In the letter addressed to the president of the Senate, Medina justifies his observation of the law by having «serious doubts about its compatibility» with the Constitution and with international commitments acquired by the country regarding the protection of investments.
In that, the government had previously announced that making Loma Miranda a National Park would imply the payment of a large compensation to the Falcondo mining company.
And despite the fact that Medina includes among his justifications the «adverse effect for the country of the development of a law that established a National Park that prohibits the future possibility of natural resources» of Loma Miranda, he assures that the exploitation of those lands will arise from what what the environmental impact studies say.
The «real debate»
In this sense, the pro-government senator Felix Nova defends that observing the law opens the door to what he calls «the true debate.»
«I believe that a democratic country has to decide what it wants, where it is going, what it wants to do with its natural resources. And from there we believe that there is a responsible mining that we should aspire to in the country.
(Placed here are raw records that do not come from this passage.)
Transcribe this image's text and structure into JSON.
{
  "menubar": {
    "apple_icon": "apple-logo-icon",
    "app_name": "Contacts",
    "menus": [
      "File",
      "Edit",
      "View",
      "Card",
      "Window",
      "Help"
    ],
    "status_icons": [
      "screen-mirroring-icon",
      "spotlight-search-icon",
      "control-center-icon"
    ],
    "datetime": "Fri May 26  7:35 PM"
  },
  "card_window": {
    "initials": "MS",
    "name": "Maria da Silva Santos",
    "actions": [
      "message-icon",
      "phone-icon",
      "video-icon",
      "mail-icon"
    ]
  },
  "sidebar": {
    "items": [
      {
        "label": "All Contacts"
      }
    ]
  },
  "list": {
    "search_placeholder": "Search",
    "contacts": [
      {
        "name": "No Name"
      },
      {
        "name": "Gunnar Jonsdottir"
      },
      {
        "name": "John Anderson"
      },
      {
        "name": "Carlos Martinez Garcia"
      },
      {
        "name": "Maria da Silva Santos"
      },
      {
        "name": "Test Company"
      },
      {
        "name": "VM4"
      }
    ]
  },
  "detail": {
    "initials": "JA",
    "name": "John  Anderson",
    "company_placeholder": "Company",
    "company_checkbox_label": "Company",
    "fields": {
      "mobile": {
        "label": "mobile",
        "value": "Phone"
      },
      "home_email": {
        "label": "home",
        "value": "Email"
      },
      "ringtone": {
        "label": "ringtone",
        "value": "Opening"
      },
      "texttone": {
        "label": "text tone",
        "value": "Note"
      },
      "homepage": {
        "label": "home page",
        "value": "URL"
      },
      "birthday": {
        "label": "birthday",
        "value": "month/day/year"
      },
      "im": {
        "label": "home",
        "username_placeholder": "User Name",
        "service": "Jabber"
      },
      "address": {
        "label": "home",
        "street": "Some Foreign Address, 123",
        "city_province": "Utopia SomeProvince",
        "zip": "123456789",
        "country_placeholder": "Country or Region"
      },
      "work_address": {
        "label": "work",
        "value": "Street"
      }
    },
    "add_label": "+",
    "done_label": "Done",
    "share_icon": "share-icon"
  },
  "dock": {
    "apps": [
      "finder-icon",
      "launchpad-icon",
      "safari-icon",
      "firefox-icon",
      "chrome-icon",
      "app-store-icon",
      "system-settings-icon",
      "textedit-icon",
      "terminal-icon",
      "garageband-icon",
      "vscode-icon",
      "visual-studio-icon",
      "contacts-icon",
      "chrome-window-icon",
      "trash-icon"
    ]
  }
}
That is the great discussion that takes place can open,» says the senator, in statements to BBC Mundo.
But for the doctor in Dominican sociology and professor at Temple University in Philadelphia, Rosario Espinal, what the government is going to do is «delay the matter» until the mobilizations against the exploitation of Loma Miranda dissolve.
As Espinal explained to BBC Mundo, despite the fact that the surveys that have been carried out so far show that a majority of the country is against the mining project, Loma Miranda is not the priority of the population.
For this reason, the analyst does not believe that the case will greatly undermine the president’s popularity: «As he is not going to start an exploitation project, the negative effect that it could have on Medina will be nothing or very little,» the analyst maintains.
And, despite the fact that Rogelio Cruz promises to continue touring the country organizing demonstrations against the exploitation of Loma Miranda and warns that his movement «is growing every day», the ruling Dominican Liberation Party (PLD), this does not seem to worry him. the loss of popularity of the president.
This is highlighted by Senator Nova when recalling that the latest polls published in the country – from early September – show that 91% of the Dominican population approves of the two years of Danilo Medina’s government. «He is giving the best of his life to the country and that is what ends up generating support for him,» he concludes.